Die Kinder – ihre Kinder – schluchzen noch lauter und der 4jährigen rinnen die Tränen über die Wangen.

„Jetzt zahlt sich das blöde Ding endlich aus.“ Meint die betagte Frau in meine Richtung und kramt in ihrer Tasche. „Mei Tochter hat ma die Notrufnummern extra eingspeichert!“ Sie zückt ihr Handy und alarmiert den Rettungsdienst.

Da sich alle um die am Boden liegende Frau kümmern, wende ich mich an die Kinder und rede ruhig auf sie ein. Schiebe sie ein wenig näher, damit sie sehen können, dass ihre Mama die Augen wieder offen hat und es ihr nicht all zu schlecht geht. „Jetzt kommt dann gleich die Rettung und die helfen ihr. Sie darf dann mitfahren im großen Krankenwagen und dann geht es ihr gleich wieder viel besser. Ihr werdet sehen, sie wird dann auch wieder lächeln können…“ Während ich leise und ruhig auf die Kinder einrede, die mich mit großen, verweinten Augen ansehen, kommt auch schon der Notfallarzt in die Gartenabteilung gestürmt.

Im Dauergequasselmodus schiebe ich sie mit dem Einkaufswagen ein wenig aus dem Weg, damit die Sanitäter genügend Platz haben, um ihre Arbeit zu erledigen. Nie höre ich auf mit den Kindern zu sprechen. Immer in aller Ruhe. Mehr kann ich für die arme Frau, die da auf diesen kalten, nassen Boden liegt, nicht tun.
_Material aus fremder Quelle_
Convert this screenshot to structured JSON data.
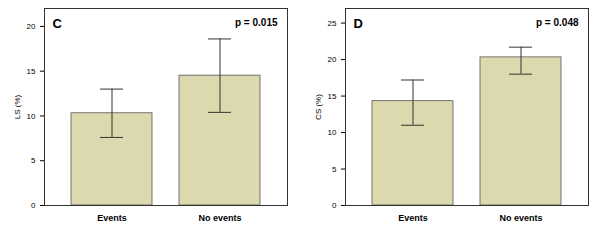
{
  "chart_data": [
    {
      "type": "bar",
      "title": "C",
      "annotation": "p = 0.015",
      "y_label": "LS (%)",
      "categories": [
        "Events",
        "No events"
      ],
      "values": [
        10.3,
        14.5
      ],
      "error_low": [
        7.6,
        10.4
      ],
      "error_high": [
        13.0,
        18.6
      ],
      "color": "#ddd9ae",
      "ylim": [
        0,
        22
      ],
      "yticks": [
        0,
        5,
        10,
        15,
        20
      ],
      "grid": false
    },
    {
      "type": "bar",
      "title": "D",
      "annotation": "p = 0.048",
      "y_label": "CS (%)",
      "categories": [
        "Events",
        "No events"
      ],
      "values": [
        14.3,
        20.3
      ],
      "error_low": [
        11.0,
        18.0
      ],
      "error_high": [
        17.2,
        21.7
      ],
      "color": "#ddd9ae",
      "ylim": [
        0,
        27
      ],
      "yticks": [
        0,
        5,
        10,
        15,
        20,
        25
      ],
      "grid": false
    }
  ]
}
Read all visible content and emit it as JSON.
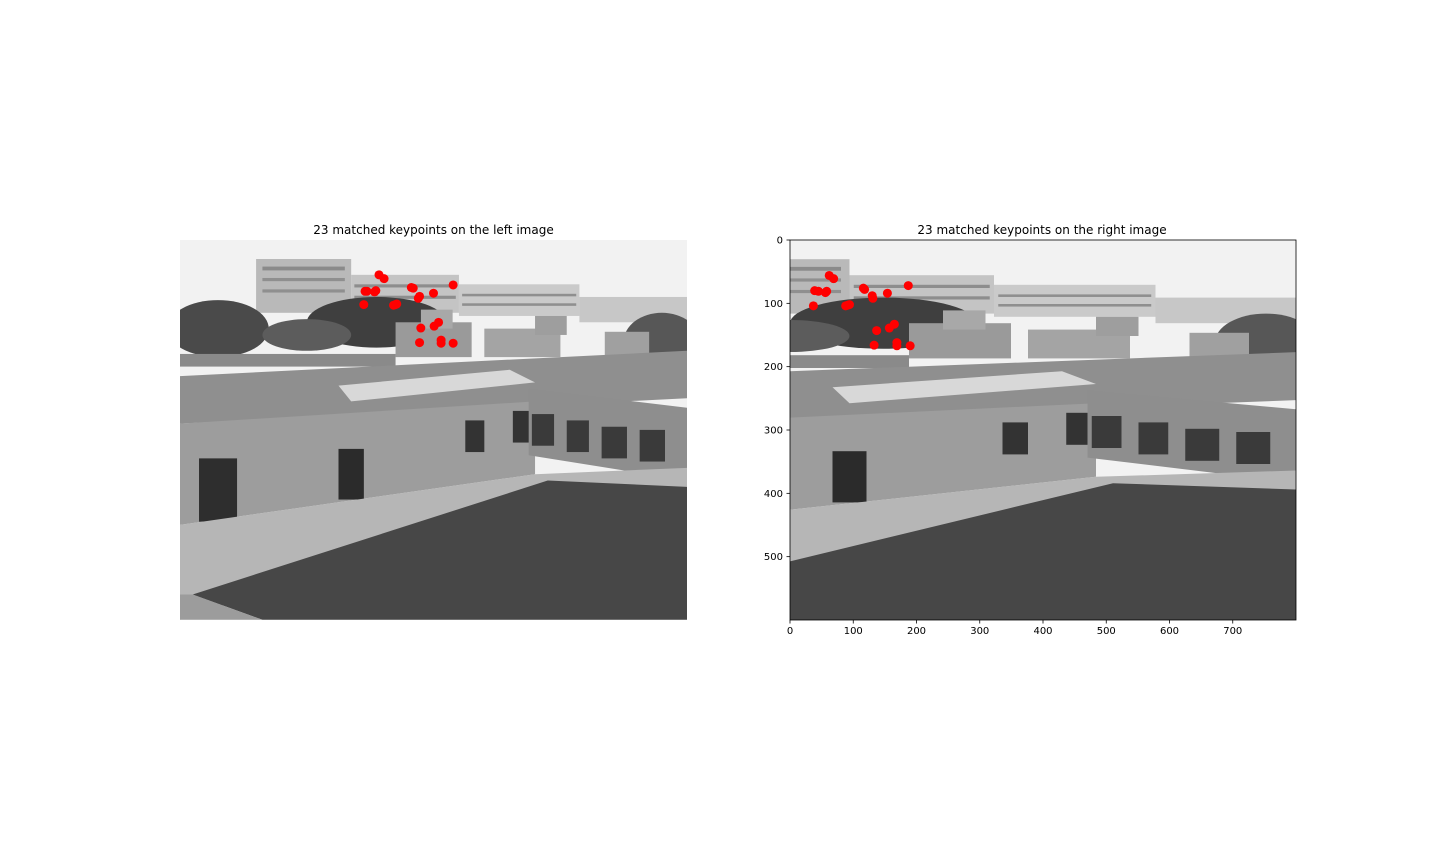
{
  "chart_data": [
    {
      "type": "scatter",
      "panel": "left",
      "title": "23 matched keypoints on the left image",
      "background": "grayscale photograph of a courtyard with surrounding buildings",
      "axes_visible": false,
      "xlim": [
        0,
        800
      ],
      "ylim": [
        600,
        0
      ],
      "marker_color": "#ff0000",
      "points": [
        {
          "x": 314,
          "y": 55
        },
        {
          "x": 322,
          "y": 61
        },
        {
          "x": 295,
          "y": 81
        },
        {
          "x": 292,
          "y": 81
        },
        {
          "x": 307,
          "y": 82
        },
        {
          "x": 309,
          "y": 80
        },
        {
          "x": 365,
          "y": 75
        },
        {
          "x": 431,
          "y": 71
        },
        {
          "x": 400,
          "y": 84
        },
        {
          "x": 378,
          "y": 89
        },
        {
          "x": 376,
          "y": 92
        },
        {
          "x": 290,
          "y": 102
        },
        {
          "x": 337,
          "y": 103
        },
        {
          "x": 342,
          "y": 101
        },
        {
          "x": 408,
          "y": 130
        },
        {
          "x": 401,
          "y": 136
        },
        {
          "x": 380,
          "y": 139
        },
        {
          "x": 412,
          "y": 158
        },
        {
          "x": 412,
          "y": 163
        },
        {
          "x": 431,
          "y": 163
        },
        {
          "x": 378,
          "y": 162
        },
        {
          "x": 368,
          "y": 76
        },
        {
          "x": 340,
          "y": 102
        }
      ]
    },
    {
      "type": "scatter",
      "panel": "right",
      "title": "23 matched keypoints on the right image",
      "background": "grayscale photograph of the same courtyard from a shifted viewpoint",
      "axes_visible": true,
      "xlim": [
        0,
        800
      ],
      "ylim": [
        600,
        0
      ],
      "xticks": [
        0,
        100,
        200,
        300,
        400,
        500,
        600,
        700
      ],
      "yticks": [
        0,
        100,
        200,
        300,
        400,
        500
      ],
      "marker_color": "#ff0000",
      "points": [
        {
          "x": 62,
          "y": 56
        },
        {
          "x": 69,
          "y": 61
        },
        {
          "x": 39,
          "y": 80
        },
        {
          "x": 45,
          "y": 81
        },
        {
          "x": 56,
          "y": 83
        },
        {
          "x": 58,
          "y": 81
        },
        {
          "x": 116,
          "y": 76
        },
        {
          "x": 187,
          "y": 72
        },
        {
          "x": 154,
          "y": 84
        },
        {
          "x": 130,
          "y": 88
        },
        {
          "x": 131,
          "y": 92
        },
        {
          "x": 37,
          "y": 104
        },
        {
          "x": 88,
          "y": 104
        },
        {
          "x": 94,
          "y": 102
        },
        {
          "x": 165,
          "y": 133
        },
        {
          "x": 157,
          "y": 139
        },
        {
          "x": 137,
          "y": 143
        },
        {
          "x": 169,
          "y": 162
        },
        {
          "x": 169,
          "y": 167
        },
        {
          "x": 190,
          "y": 167
        },
        {
          "x": 133,
          "y": 166
        },
        {
          "x": 118,
          "y": 78
        },
        {
          "x": 91,
          "y": 103
        }
      ]
    }
  ]
}
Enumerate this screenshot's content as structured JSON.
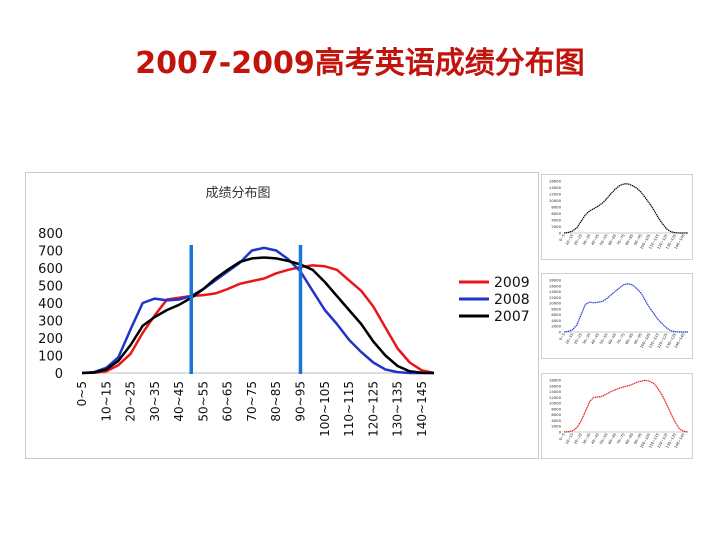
{
  "slide": {
    "title": "2007-2009高考英语成绩分布图"
  },
  "chart_data": [
    {
      "type": "line",
      "title": "成绩分布图",
      "xlabel": "",
      "ylabel": "",
      "ylim": [
        0,
        800
      ],
      "yticks": [
        "0",
        "100",
        "200",
        "300",
        "400",
        "500",
        "600",
        "700",
        "800"
      ],
      "categories": [
        "0~5",
        "10~15",
        "20~25",
        "30~35",
        "40~45",
        "50~55",
        "60~65",
        "70~75",
        "80~85",
        "90~95",
        "100~105",
        "110~115",
        "120~125",
        "130~135",
        "140~145"
      ],
      "x": [
        0,
        5,
        10,
        15,
        20,
        25,
        30,
        35,
        40,
        45,
        50,
        55,
        60,
        65,
        70,
        75,
        80,
        85,
        90,
        95,
        100,
        105,
        110,
        115,
        120,
        125,
        130,
        135,
        140,
        145
      ],
      "legend_position": "right",
      "grid": false,
      "reference_lines": [
        45,
        90
      ],
      "series": [
        {
          "name": "2009",
          "color": "#e8151b",
          "values": [
            0,
            2,
            10,
            45,
            110,
            230,
            330,
            420,
            430,
            440,
            445,
            455,
            480,
            510,
            525,
            540,
            570,
            590,
            605,
            615,
            610,
            590,
            530,
            470,
            380,
            260,
            140,
            60,
            15,
            0
          ]
        },
        {
          "name": "2008",
          "color": "#1f35c8",
          "values": [
            0,
            5,
            30,
            90,
            250,
            400,
            425,
            415,
            420,
            440,
            480,
            530,
            580,
            630,
            700,
            715,
            700,
            650,
            580,
            470,
            360,
            280,
            190,
            120,
            60,
            20,
            5,
            0,
            0,
            0
          ]
        },
        {
          "name": "2007",
          "color": "#000000",
          "values": [
            0,
            3,
            20,
            70,
            160,
            270,
            320,
            360,
            390,
            430,
            480,
            540,
            590,
            635,
            655,
            660,
            655,
            640,
            620,
            590,
            520,
            440,
            360,
            280,
            180,
            100,
            40,
            10,
            2,
            0
          ]
        }
      ]
    },
    {
      "type": "line",
      "title": "",
      "ylim": [
        0,
        16000
      ],
      "yticks": [
        "0",
        "2000",
        "4000",
        "6000",
        "8000",
        "10000",
        "12000",
        "14000",
        "16000"
      ],
      "series": [
        {
          "name": "",
          "color": "#000000",
          "values": [
            0,
            200,
            600,
            1600,
            3600,
            5600,
            6800,
            7500,
            8300,
            9200,
            10600,
            12100,
            13500,
            14600,
            15100,
            15100,
            14600,
            13800,
            12600,
            10900,
            9100,
            7100,
            4800,
            2900,
            1300,
            400,
            100,
            0,
            0,
            0
          ]
        }
      ]
    },
    {
      "type": "line",
      "title": "",
      "ylim": [
        0,
        18000
      ],
      "yticks": [
        "0",
        "2000",
        "4000",
        "6000",
        "8000",
        "10000",
        "12000",
        "14000",
        "16000",
        "18000"
      ],
      "series": [
        {
          "name": "",
          "color": "#1f35c8",
          "values": [
            0,
            200,
            800,
            2400,
            6000,
            9600,
            10300,
            10100,
            10300,
            10600,
            11600,
            12800,
            14100,
            15300,
            16400,
            16700,
            16300,
            15100,
            13500,
            11000,
            8400,
            6400,
            4300,
            2800,
            1400,
            400,
            100,
            0,
            0,
            0
          ]
        }
      ]
    },
    {
      "type": "line",
      "title": "",
      "ylim": [
        0,
        18000
      ],
      "yticks": [
        "0",
        "2000",
        "4000",
        "6000",
        "8000",
        "10000",
        "12000",
        "14000",
        "16000",
        "18000"
      ],
      "series": [
        {
          "name": "",
          "color": "#e8151b",
          "values": [
            0,
            100,
            400,
            1500,
            3800,
            7100,
            10600,
            12000,
            12100,
            12400,
            13200,
            14000,
            14600,
            15200,
            15600,
            16000,
            16500,
            17200,
            17600,
            17900,
            17600,
            16800,
            15000,
            12700,
            9600,
            6400,
            3400,
            1100,
            200,
            0
          ]
        }
      ]
    }
  ]
}
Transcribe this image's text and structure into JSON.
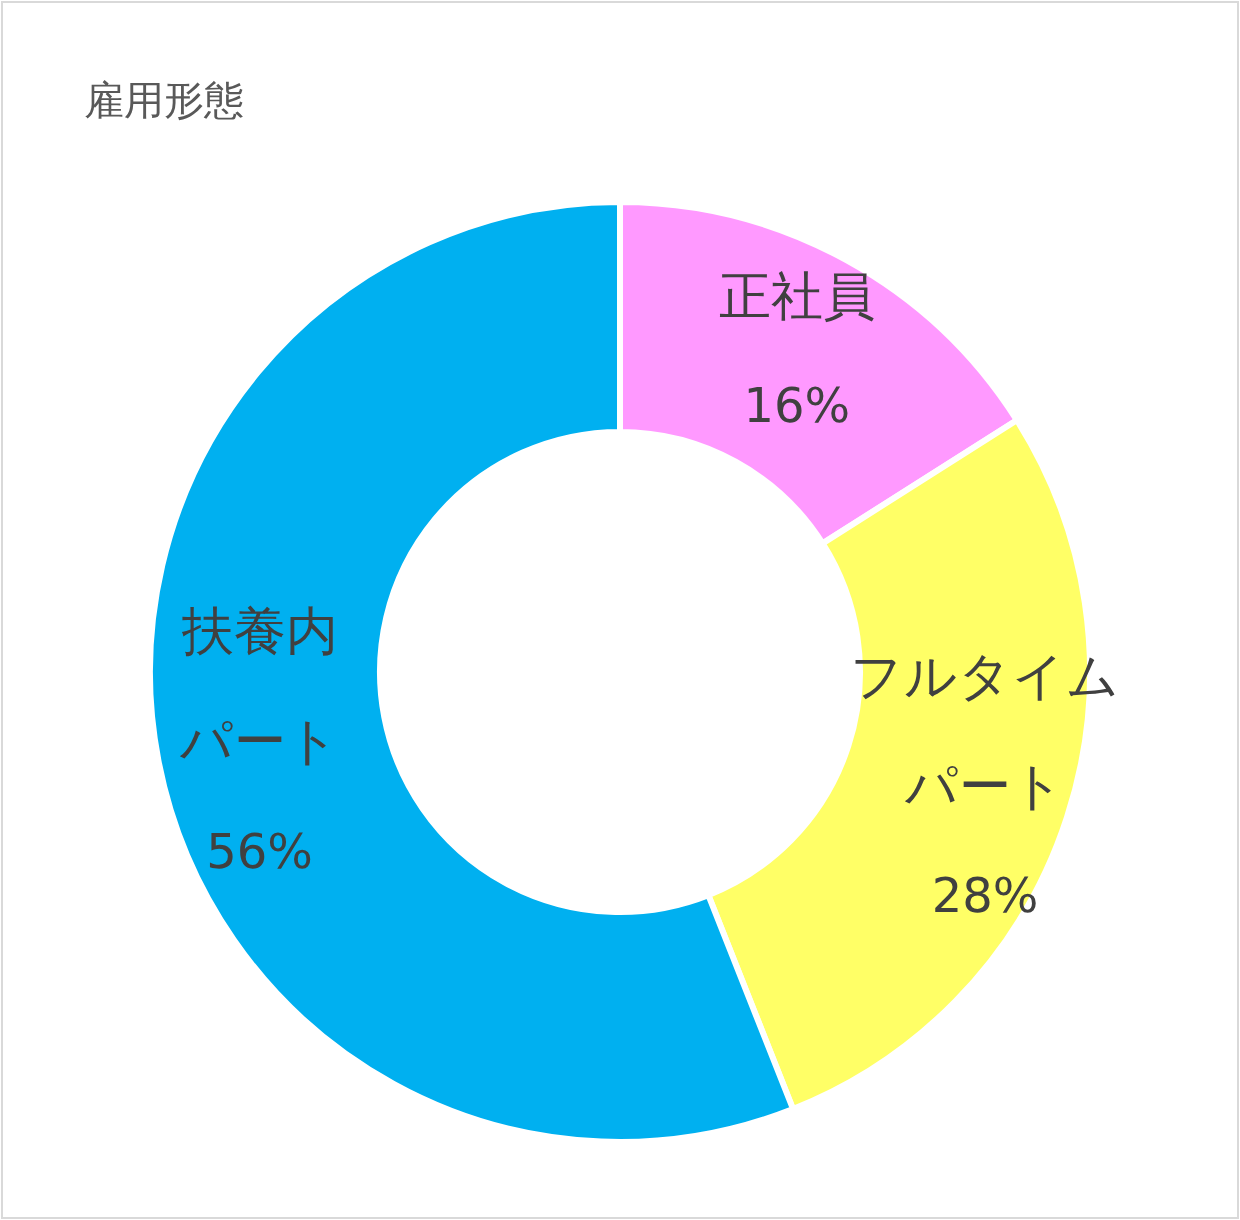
{
  "chart_data": {
    "type": "donut",
    "title": "雇用形態",
    "categories": [
      "正社員",
      "フルタイムパート",
      "扶養内パート"
    ],
    "values": [
      16,
      28,
      56
    ],
    "colors": [
      "#ff99ff",
      "#ffff66",
      "#00b0f0"
    ],
    "value_labels": [
      "16%",
      "28%",
      "56%"
    ]
  }
}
Ich kann nur schauen, dass es ihren Kindern nicht zu sehr ihr kleines Herz zerreißt. Denn ich stelle mir vor, was für mich am Wichtigsten wäre, würde ich dort liegen. Das Wichtigste wäre, dass meine Kinder versorgt sind. Ich bin egal, Hauptsache meinen Kindern geht es gut… typisch Mama eben.

Ich stelle die Einkaufswägen nebeneinander. Meine Kinder und ihre. Ich versuche zu erklären, was die Leute jetzt da alles machen. Meine Kinder fragen und löchern mich. Ich versuche, ihnen kindergerecht zu erklären, was Bewusstlosigkeit bedeutet. Ihre Kinder sehen mich nur an. Ruhig. Kein Weinen und Schluchzen mehr.

Die Trage mit der Frau wird vorbeigeschoben. Ich rede und rede, bis die jüngere Frau, die so sehr geschrien hat, auf mich zukommt und sich bedankt. Auf Englisch.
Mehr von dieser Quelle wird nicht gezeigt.